Saat itu, seluruh uang saku kalian hampir habis untuk naik kereta. Semua tempat yang akan kalian kunjungi harus ditempuh dengan sepeda. Saat kelas 6 SD, aku pergi ke Mishirohama bersama beberapa teman, dan pulang jam 9 malam, lalu diomeli. Aku masih mengingatnya dengan jelas, tampaknya mereka hampir saja memanggil polisi.

"Wah, aku ragu ada toko pakaian atau aksesori, apalagi salon kecantikan."

"...Itu tidak benar!"

"Wah!?"

Bukannya aku mengolok-olok tempat itu, tetapi kayaknya Sasaki-san menanggapi hal itu dengan cara yang salah. Aku tidak mau membuat seorang cewek yang tampak seperti mahasiswi marah, loh. Itu saja sudah sangat menyakitkan. Mengapa aku selalu saja membuat kacau...?

"Kota Mishirohama itu kota impian buat anak-anak, dan juga 'Kota Pekerja', loh! Di sini juga ada porselen tua dan toko-toko kerajinan lainnya!"

"Hah... ...Sekarang kamu membuatku tertarik. Apa lagi yang kalian punya?"

"Kami juga punya banyak angin sepoi-sepoi yang menerpa kami dari lautan, jadi pakaian kami disesuaikan dengan itu! Kami terkenal dengan kemeja aloha ala Jepang!"
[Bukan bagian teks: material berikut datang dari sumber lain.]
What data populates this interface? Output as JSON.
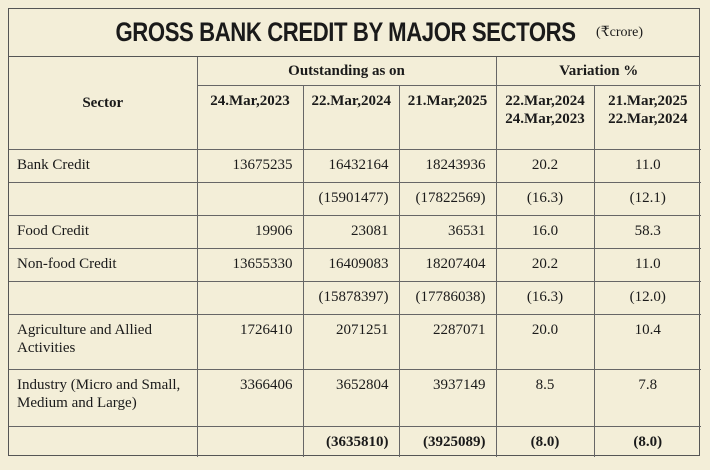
{
  "title": {
    "main": "GROSS BANK CREDIT BY MAJOR SECTORS",
    "unit": "(₹crore)"
  },
  "header": {
    "sector": "Sector",
    "outstanding_group": "Outstanding as on",
    "variation_group": "Variation %",
    "dates": [
      "24.Mar,2023",
      "22.Mar,2024",
      "21.Mar,2025"
    ],
    "variation_cols": [
      {
        "line1": "22.Mar,2024",
        "line2": "24.Mar,2023"
      },
      {
        "line1": "21.Mar,2025",
        "line2": "22.Mar,2024"
      }
    ]
  },
  "rows": [
    {
      "sector": "Bank Credit",
      "v2023": "13675235",
      "v2024": "16432164",
      "v2025": "18243936",
      "var1": "20.2",
      "var2": "11.0"
    },
    {
      "sector": "",
      "v2023": "",
      "v2024": "(15901477)",
      "v2025": "(17822569)",
      "var1": "(16.3)",
      "var2": "(12.1)"
    },
    {
      "sector": "Food Credit",
      "v2023": "19906",
      "v2024": "23081",
      "v2025": "36531",
      "var1": "16.0",
      "var2": "58.3"
    },
    {
      "sector": "Non-food Credit",
      "v2023": "13655330",
      "v2024": "16409083",
      "v2025": "18207404",
      "var1": "20.2",
      "var2": "11.0"
    },
    {
      "sector": "",
      "v2023": "",
      "v2024": "(15878397)",
      "v2025": "(17786038)",
      "var1": "(16.3)",
      "var2": "(12.0)"
    },
    {
      "sector": "Agriculture and Allied Activities",
      "v2023": "1726410",
      "v2024": "2071251",
      "v2025": "2287071",
      "var1": "20.0",
      "var2": "10.4"
    },
    {
      "sector": "Industry (Micro and Small, Medium and Large)",
      "v2023": "3366406",
      "v2024": "3652804",
      "v2025": "3937149",
      "var1": "8.5",
      "var2": "7.8"
    },
    {
      "sector": "",
      "v2023": "",
      "v2024": "(3635810)",
      "v2025": "(3925089)",
      "var1": "(8.0)",
      "var2": "(8.0)"
    }
  ]
}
"Kamu benar-benar tahu banyak, ya."

"Iya, aku mendapat banyak hal soal budaya yang ditanamkan ke dalam diriku sedari aku masih kecil..."

"Aku paham itu."

Ah, betapa nostalgianya. Aku masih ingat bagaimana kami punya mata pelajaran yang aneh, bukan Bahasa Jepang dan Matematika yang sebenarnya... ...Aku punya mata pelajaran 'Komprehensif', di mana kalian tidak benar-benar paham apa yang kalian lakukan.

"Aku juga membawa kerang laut ini ke sini."

"Ah, itu bergaya. Jadi kamu juga punya benda semacam ini."

"Ehehehe, aku terinspirasi dari teman-temanku."

Sasaki-san menunjukkan gelang yang melingkar di pergelangan tangannya padaku, yang terdiri dari kerang yang berkilauan. Sangat cocok dengan musim panas, dan mungkin akan tampak bagus untuk cowok juga. Namun, cuma terbatas pada cowok tampan saja.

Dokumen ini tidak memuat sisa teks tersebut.